Generic drugmakers in Europe say they may cut production due to energy bills

Generic drugmakers in Europe say they may cut production due to energy bills


by Ludwig Burger

FRANKFURT (Reuters) – Pharmaceutical companies in Europe have warned they may stop making some cheap generics due to rising electricity costs and called for overhauling their pricing, the latest industry to seek help as the energy crisis deepens.

Public Pharmaceutical Industry Lobbying Group for Europe, which represents companies including Teva, Novartis’ Sandoz unit and Fresenius SE’s Kapi (ETR :), has sent an open letter to the energy and health ministers of EU member states.

The bloc’s 27 energy ministers meet on Friday to seek agreement on measures to ease Europe’s energy crisis, with a tax on windfall profits for fossil fuel companies and a cap on gas prices on the table.

A spokesman for the Czech presidency of the European Union – which is responsible for preparing and chairing the meeting – confirmed receipt of the letter, but said Friday’s talks aimed to agree on the European Commission’s executive proposals for the bloc.

These solutions have not yet included solutions specifically targeting drug makers.

The letter was also directed to the commission, which did not immediately respond to a request for comment late Tuesday.

According to the letter, electricity prices have increased tenfold for some pharmaceutical factories in Europe, and raw material costs have increased by between 50% and 160%.

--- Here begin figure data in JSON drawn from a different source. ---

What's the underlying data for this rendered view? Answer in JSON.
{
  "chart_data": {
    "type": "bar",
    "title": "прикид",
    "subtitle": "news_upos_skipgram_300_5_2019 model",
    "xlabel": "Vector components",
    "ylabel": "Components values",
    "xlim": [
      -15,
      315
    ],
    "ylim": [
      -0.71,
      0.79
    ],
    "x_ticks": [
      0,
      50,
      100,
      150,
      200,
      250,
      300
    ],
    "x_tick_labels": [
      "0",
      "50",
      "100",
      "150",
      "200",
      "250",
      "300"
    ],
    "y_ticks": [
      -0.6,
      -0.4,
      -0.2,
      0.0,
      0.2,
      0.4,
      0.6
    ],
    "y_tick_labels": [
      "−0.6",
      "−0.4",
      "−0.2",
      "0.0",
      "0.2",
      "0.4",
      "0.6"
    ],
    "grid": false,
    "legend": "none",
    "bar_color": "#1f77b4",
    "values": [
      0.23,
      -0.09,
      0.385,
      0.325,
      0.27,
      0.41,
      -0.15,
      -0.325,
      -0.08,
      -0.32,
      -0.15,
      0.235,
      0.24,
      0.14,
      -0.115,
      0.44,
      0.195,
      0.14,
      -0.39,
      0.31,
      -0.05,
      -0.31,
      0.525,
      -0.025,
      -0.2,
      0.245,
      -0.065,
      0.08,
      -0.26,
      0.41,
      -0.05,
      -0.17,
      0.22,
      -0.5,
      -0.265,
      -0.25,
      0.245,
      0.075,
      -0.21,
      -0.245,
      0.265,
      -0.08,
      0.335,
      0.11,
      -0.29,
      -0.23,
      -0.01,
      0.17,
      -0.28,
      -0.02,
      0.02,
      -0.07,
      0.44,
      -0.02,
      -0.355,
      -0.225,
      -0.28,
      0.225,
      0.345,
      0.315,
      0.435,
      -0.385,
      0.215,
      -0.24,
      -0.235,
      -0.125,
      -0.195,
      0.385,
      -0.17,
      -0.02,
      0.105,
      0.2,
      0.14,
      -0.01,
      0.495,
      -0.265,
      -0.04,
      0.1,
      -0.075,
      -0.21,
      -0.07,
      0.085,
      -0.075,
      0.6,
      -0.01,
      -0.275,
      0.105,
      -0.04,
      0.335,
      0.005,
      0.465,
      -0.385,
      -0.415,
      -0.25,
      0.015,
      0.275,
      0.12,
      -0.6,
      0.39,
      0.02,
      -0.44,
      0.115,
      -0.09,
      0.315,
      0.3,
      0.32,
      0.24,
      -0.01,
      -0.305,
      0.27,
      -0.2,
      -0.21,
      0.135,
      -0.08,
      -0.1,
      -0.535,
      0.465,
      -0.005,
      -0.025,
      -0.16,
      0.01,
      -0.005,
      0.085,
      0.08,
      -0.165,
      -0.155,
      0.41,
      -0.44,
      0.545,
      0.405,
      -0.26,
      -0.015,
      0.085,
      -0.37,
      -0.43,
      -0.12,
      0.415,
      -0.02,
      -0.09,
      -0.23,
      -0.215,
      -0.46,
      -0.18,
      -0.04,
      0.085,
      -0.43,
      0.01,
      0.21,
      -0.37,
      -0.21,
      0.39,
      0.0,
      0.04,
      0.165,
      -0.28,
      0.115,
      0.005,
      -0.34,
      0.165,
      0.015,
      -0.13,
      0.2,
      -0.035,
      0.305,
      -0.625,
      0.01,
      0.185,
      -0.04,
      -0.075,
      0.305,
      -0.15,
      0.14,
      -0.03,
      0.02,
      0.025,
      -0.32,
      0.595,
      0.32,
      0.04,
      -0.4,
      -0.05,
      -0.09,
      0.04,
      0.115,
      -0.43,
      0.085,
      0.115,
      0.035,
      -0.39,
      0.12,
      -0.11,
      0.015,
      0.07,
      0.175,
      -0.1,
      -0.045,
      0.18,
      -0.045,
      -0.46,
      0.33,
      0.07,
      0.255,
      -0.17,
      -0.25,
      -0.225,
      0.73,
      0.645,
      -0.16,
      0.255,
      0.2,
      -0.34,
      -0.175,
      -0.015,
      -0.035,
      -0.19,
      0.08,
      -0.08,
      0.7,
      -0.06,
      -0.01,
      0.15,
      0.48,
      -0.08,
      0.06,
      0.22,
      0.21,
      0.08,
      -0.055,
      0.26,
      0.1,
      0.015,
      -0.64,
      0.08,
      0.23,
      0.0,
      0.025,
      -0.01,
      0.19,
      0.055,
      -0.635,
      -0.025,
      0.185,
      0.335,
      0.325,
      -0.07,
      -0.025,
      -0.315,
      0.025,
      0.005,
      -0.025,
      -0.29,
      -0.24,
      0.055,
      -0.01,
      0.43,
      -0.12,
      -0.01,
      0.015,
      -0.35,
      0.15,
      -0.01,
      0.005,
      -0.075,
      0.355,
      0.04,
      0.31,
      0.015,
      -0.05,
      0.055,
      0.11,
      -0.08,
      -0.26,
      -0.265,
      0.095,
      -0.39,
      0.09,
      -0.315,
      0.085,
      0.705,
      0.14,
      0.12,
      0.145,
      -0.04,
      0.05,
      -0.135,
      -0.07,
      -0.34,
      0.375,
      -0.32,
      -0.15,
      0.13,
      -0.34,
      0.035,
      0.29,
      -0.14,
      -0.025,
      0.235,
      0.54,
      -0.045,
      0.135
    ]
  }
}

Genetic societies in member states are also calling on national health authorities for more flexibility on drug prices, Drugs Europe said.

“We may be discontinuing maybe three or five products due to the direct and indirect impact of increased energy costs,” said Elizabeth Stampa, CEO of Medichem, a drug and pharmaceutical ingredients maker based near Barcelona, โ€‹โ€‹Spain.

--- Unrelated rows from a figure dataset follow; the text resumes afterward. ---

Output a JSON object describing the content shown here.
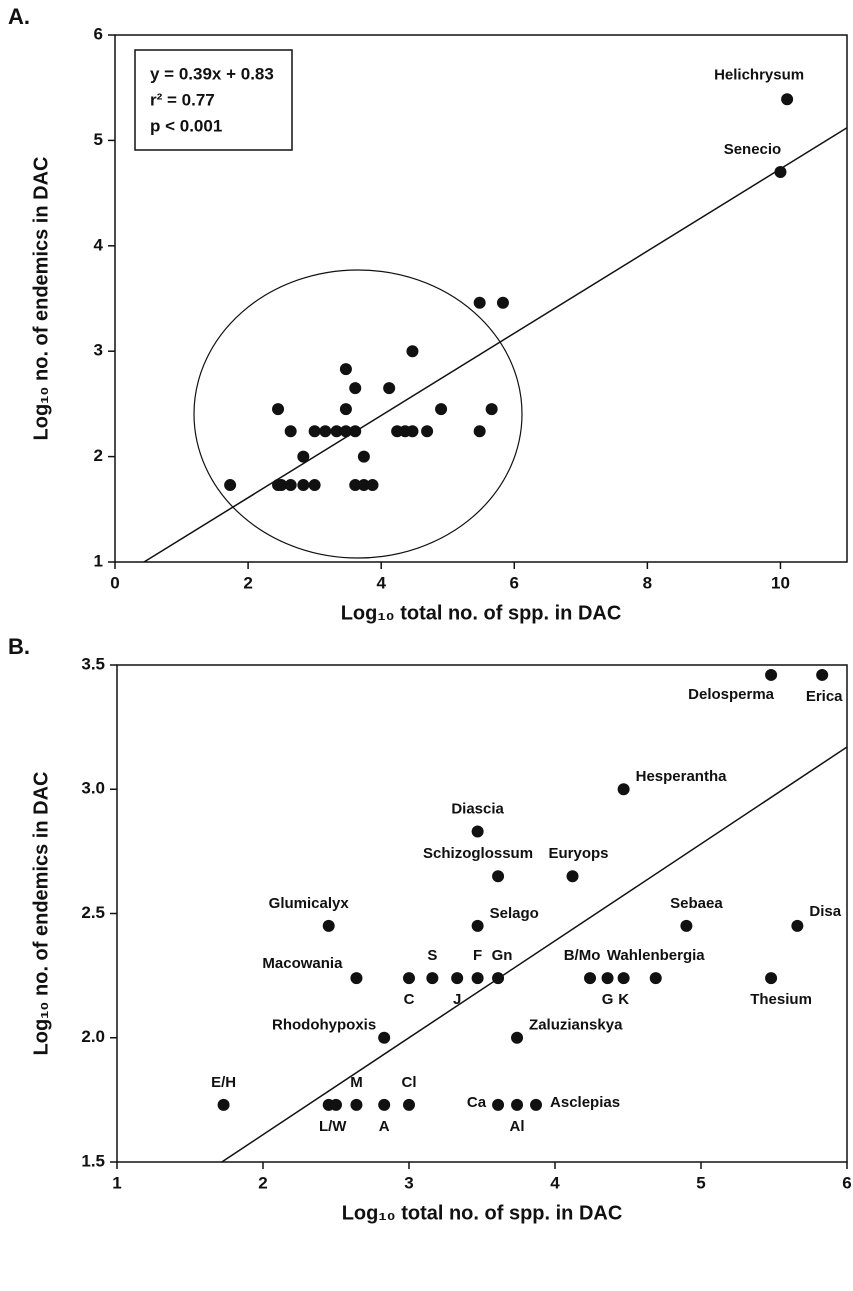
{
  "chart_data": [
    {
      "type": "scatter",
      "panel": "A.",
      "xlabel": "Log₁₀ total no. of spp. in DAC",
      "ylabel": "Log₁₀ no. of endemics in DAC",
      "annotation": [
        "y = 0.39x + 0.83",
        "r² = 0.77",
        "p < 0.001"
      ],
      "regression": {
        "slope": 0.39,
        "intercept": 0.83
      },
      "x": [
        1.73,
        2.45,
        2.5,
        2.64,
        2.83,
        3.0,
        3.61,
        3.74,
        3.87,
        2.83,
        3.74,
        2.64,
        3.0,
        3.16,
        3.33,
        3.47,
        3.61,
        4.24,
        4.36,
        4.47,
        4.69,
        5.48,
        2.45,
        3.47,
        4.9,
        5.66,
        3.61,
        4.12,
        3.47,
        4.47,
        5.48,
        5.83,
        10.1,
        10.0
      ],
      "y": [
        1.73,
        1.73,
        1.73,
        1.73,
        1.73,
        1.73,
        1.73,
        1.73,
        1.73,
        2.0,
        2.0,
        2.24,
        2.24,
        2.24,
        2.24,
        2.24,
        2.24,
        2.24,
        2.24,
        2.24,
        2.24,
        2.24,
        2.45,
        2.45,
        2.45,
        2.45,
        2.65,
        2.65,
        2.83,
        3.0,
        3.46,
        3.46,
        5.39,
        4.7
      ],
      "point_labels": [
        null,
        null,
        null,
        null,
        null,
        null,
        null,
        null,
        null,
        null,
        null,
        null,
        null,
        null,
        null,
        null,
        null,
        null,
        null,
        null,
        null,
        null,
        null,
        null,
        null,
        null,
        null,
        null,
        null,
        null,
        null,
        null,
        "Helichrysum",
        "Senecio"
      ],
      "xlim": [
        0,
        11
      ],
      "ylim": [
        1,
        6
      ],
      "xticks": [
        0,
        2,
        4,
        6,
        8,
        10
      ],
      "yticks": [
        1,
        2,
        3,
        4,
        5,
        6
      ],
      "color": "#111111"
    },
    {
      "type": "scatter",
      "panel": "B.",
      "xlabel": "Log₁₀ total no. of spp. in DAC",
      "ylabel": "Log₁₀ no. of endemics in DAC",
      "regression": {
        "slope": 0.39,
        "intercept": 0.83
      },
      "x": [
        1.73,
        2.45,
        2.5,
        2.64,
        2.83,
        3.0,
        3.61,
        3.74,
        3.87,
        2.83,
        3.74,
        2.64,
        3.0,
        3.16,
        3.33,
        3.47,
        3.61,
        4.24,
        4.36,
        4.47,
        4.69,
        5.48,
        2.45,
        3.47,
        4.9,
        5.66,
        3.61,
        4.12,
        3.47,
        4.47,
        5.48,
        5.83
      ],
      "y": [
        1.73,
        1.73,
        1.73,
        1.73,
        1.73,
        1.73,
        1.73,
        1.73,
        1.73,
        2.0,
        2.0,
        2.24,
        2.24,
        2.24,
        2.24,
        2.24,
        2.24,
        2.24,
        2.24,
        2.24,
        2.24,
        2.24,
        2.45,
        2.45,
        2.45,
        2.45,
        2.65,
        2.65,
        2.83,
        3.0,
        3.46,
        3.46
      ],
      "point_labels": [
        "E/H",
        "L/W",
        null,
        "M",
        "A",
        "Cl",
        "Ca",
        "Al",
        "Asclepias",
        "Rhodohypoxis",
        "Zaluzianskya",
        "Macowania",
        "C",
        "S",
        "J",
        "F",
        "Gn",
        "B/Mo",
        "G",
        "K",
        "Wahlenbergia",
        "Thesium",
        "Glumicalyx",
        "Selago",
        "Sebaea",
        "Disa",
        "Schizoglossum",
        "Euryops",
        "Diascia",
        "Hesperantha",
        "Delosperma",
        "Erica"
      ],
      "xlim": [
        1,
        6
      ],
      "ylim": [
        1.5,
        3.5
      ],
      "xticks": [
        1,
        2,
        3,
        4,
        5,
        6
      ],
      "yticks": [
        {
          "value": 1.5,
          "label": "1.5"
        },
        {
          "value": 2.0,
          "label": "2.0"
        },
        {
          "value": 2.5,
          "label": "2.5"
        },
        {
          "value": 3.0,
          "label": "3.0"
        },
        {
          "value": 3.5,
          "label": "3.5"
        }
      ],
      "color": "#111111"
    }
  ]
}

READ ALSO :   Japanese factories ramped up production in August, government eyes new stimulus

Adrian van den Hoeven, managing director for Europe, told Reuters that rising energy costs are hurting a sector that has been forced to consolidate due to price pressures, making the market more vulnerable to supply disruptions and shortages.

“Rising energy costs are just consuming all the margins of many of the essential drug makers in the fixed-price system we operate under in Europe,” he said.

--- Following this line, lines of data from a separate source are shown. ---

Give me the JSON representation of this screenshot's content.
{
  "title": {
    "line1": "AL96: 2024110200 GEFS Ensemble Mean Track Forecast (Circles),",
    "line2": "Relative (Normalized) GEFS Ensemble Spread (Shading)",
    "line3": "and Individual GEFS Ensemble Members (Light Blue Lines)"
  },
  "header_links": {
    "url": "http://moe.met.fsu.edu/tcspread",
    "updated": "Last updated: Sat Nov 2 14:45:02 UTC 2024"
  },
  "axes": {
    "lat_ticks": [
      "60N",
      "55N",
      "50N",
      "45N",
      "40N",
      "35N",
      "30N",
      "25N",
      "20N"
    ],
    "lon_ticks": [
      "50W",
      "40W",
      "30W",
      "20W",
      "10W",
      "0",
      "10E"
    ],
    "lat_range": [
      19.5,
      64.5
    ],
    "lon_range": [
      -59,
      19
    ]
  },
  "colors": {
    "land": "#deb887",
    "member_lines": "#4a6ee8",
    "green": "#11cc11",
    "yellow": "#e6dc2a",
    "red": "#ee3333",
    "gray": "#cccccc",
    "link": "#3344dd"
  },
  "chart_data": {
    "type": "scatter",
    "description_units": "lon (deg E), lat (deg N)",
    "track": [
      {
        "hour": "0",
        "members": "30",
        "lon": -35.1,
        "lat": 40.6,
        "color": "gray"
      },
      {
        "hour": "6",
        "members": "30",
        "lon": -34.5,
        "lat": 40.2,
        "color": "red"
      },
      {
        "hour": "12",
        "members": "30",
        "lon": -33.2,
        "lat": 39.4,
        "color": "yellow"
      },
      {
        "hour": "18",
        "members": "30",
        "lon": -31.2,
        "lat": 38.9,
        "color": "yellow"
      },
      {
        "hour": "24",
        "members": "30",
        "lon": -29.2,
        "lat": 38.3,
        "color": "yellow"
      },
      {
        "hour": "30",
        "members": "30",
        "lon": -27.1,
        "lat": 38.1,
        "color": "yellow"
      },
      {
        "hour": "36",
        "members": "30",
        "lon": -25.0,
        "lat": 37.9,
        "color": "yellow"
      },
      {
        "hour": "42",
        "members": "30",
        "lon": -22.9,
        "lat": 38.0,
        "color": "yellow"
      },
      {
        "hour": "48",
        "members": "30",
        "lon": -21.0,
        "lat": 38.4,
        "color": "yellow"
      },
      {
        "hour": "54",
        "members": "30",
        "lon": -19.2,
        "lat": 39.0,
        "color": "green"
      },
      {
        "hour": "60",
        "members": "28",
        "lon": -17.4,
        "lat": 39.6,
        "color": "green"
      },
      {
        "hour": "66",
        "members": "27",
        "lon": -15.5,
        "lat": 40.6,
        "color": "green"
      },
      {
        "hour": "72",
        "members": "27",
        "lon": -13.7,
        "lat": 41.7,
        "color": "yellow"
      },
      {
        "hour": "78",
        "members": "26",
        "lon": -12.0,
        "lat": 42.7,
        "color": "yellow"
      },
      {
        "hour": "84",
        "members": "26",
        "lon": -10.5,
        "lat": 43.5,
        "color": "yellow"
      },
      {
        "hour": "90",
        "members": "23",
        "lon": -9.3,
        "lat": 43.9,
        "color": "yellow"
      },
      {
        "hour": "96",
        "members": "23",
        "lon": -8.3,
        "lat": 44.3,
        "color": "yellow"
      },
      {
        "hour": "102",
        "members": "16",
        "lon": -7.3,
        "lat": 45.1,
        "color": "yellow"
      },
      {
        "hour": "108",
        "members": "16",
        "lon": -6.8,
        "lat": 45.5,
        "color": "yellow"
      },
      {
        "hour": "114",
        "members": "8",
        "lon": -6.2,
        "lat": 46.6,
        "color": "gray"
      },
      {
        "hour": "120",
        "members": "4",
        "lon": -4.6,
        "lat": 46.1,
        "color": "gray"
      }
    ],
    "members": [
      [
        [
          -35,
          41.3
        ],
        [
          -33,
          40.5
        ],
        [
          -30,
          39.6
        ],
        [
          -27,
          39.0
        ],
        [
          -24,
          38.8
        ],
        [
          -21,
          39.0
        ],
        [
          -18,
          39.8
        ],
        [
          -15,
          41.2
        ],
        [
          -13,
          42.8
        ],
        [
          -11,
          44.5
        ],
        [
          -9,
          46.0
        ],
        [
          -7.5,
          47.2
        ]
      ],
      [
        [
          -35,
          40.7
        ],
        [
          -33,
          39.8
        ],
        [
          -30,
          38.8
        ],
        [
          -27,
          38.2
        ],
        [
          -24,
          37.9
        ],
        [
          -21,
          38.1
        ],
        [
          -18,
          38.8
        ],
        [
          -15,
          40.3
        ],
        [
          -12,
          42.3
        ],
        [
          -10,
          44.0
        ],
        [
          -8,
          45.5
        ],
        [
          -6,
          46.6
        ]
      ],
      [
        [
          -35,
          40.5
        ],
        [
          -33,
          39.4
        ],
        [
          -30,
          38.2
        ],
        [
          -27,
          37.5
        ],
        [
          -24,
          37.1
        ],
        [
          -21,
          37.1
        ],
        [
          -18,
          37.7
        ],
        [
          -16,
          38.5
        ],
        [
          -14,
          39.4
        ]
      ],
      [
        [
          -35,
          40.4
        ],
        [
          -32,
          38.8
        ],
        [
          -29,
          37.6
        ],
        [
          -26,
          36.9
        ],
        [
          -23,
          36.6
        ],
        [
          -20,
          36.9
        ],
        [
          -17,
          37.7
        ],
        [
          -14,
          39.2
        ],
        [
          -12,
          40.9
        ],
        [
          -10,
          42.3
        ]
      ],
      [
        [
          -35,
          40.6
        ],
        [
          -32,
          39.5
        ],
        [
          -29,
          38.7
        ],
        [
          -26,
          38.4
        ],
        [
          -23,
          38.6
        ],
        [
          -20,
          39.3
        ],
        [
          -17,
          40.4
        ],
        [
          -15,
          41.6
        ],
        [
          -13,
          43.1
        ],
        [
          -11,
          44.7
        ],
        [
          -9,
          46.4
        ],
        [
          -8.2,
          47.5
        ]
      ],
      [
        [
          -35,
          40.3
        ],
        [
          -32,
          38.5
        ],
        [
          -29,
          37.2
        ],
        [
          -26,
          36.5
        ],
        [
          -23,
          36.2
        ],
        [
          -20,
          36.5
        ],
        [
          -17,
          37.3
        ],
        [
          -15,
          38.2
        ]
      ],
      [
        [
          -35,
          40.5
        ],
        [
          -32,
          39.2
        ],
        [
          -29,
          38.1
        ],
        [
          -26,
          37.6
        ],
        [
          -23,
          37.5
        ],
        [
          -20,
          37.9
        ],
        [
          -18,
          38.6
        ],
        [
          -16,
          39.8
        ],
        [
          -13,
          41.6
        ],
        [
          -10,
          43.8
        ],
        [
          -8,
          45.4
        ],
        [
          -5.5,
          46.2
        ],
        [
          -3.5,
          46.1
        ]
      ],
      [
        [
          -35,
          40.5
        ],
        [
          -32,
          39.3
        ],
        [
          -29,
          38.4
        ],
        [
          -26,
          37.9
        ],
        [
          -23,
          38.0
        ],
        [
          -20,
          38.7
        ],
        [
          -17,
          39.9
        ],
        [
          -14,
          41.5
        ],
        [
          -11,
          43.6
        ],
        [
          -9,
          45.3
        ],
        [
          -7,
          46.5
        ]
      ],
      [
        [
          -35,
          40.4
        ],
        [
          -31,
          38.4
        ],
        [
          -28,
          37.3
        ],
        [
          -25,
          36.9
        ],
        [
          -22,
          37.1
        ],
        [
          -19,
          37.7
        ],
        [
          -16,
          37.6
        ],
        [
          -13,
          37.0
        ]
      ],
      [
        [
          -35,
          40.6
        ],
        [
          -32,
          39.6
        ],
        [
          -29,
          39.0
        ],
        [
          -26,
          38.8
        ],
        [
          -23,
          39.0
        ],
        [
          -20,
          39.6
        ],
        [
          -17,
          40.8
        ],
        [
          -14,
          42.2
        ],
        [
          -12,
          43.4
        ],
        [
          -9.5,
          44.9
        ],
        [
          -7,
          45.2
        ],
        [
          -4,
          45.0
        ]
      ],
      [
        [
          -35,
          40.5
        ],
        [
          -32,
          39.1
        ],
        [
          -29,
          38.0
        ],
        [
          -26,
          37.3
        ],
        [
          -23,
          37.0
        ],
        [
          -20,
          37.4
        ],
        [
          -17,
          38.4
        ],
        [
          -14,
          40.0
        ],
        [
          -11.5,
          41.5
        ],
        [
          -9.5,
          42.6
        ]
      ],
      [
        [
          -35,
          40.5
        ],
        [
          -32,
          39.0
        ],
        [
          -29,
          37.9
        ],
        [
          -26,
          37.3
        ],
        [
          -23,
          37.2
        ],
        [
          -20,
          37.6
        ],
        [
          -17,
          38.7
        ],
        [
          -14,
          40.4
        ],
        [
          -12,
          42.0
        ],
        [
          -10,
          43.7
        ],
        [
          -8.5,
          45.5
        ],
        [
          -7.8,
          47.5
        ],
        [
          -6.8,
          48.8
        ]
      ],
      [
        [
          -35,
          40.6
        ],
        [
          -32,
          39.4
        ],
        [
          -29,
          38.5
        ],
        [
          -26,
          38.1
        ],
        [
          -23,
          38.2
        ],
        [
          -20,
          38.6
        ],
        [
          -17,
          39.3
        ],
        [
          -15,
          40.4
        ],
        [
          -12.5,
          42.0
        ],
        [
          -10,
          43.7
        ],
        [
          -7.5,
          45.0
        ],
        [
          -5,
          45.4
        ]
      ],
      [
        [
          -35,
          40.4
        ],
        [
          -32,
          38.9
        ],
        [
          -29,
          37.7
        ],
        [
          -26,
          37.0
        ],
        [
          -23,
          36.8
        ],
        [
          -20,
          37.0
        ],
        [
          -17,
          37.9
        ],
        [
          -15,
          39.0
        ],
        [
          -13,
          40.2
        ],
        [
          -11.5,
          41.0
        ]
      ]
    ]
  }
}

The case focuses on the pricing system. Off-patent drugs are usually sold by low-cost drug companies at prices set by national health agencies or insurance company associations, which often also cut prices.

Genetic drugs account for about 70% of all drugs dispensed in Europe, many to treat serious conditions such as infections or cancer, but they make up only 29% of drug bills in the region, according to the lobby group.

The increase in energy costs threatens to undermine the recent push to boost drug production in Europe and make the region more self-sufficient after the COVID-19 pandemic exposed dependence on overseas suppliers and led to the collapse of certain supply routes.

The COVID lockdown measures in China and the war in Ukraine have made matters worse for logistics and raw materials.

Drug shortages, which sometimes disrupt patient care when alternative sources are not available, have a decade-long history in the European off-patent generic sector, where price pressure through distressed health systems does not allow financial only the most cost-efficient systems. suppliers to survive.

While makers of innovative, patented medicines are usually prevented from raising prices after a reimbursement rate is set, much higher margins make most of these products profitable.

READ ALSO :   Credit Agricole and CACEIS to buy RBC Investor Services in Europe

energy density

Standard hospital syringes are among the most energy-intensive drugs produced because they need to be heated and cooled for sterility. The same holds true for the fermentation process behind commonly used antibiotics and therapeutic hormones, van den Hoeven said.

Medichem’s Stampa said the costly energy impacts ranged from higher freight rates to waste disposal contractors charging 30% more.

She declined to name which drugs might be affected as part of an annual review this year, but said customers would be given about six to 12 months to find a new supplier if the product was phased out.

The privately-owned group generated 110 million euros ($106 million) in sales last year through off-patent products such as antibiotic eyedrops, blood thinners and schizophrenia drugs, and sold them to generic drug companies including Teva and Viatris.

Stampa said indexing drug prices to take production costs into account would be an affordable solution for health authorities in Europe as some non-patent eye drops are offset by the price of a pack of gum.

The head of the Italian Pharmaceutical Industry Association, Marcello Cattani, said energy costs are seven times higher than last year, while the US dollar, in which international components are usually paid, against the euro.

“The sector cannot afford higher costs…the risks of negative effects on the production and availability of medicines are very high,” he said.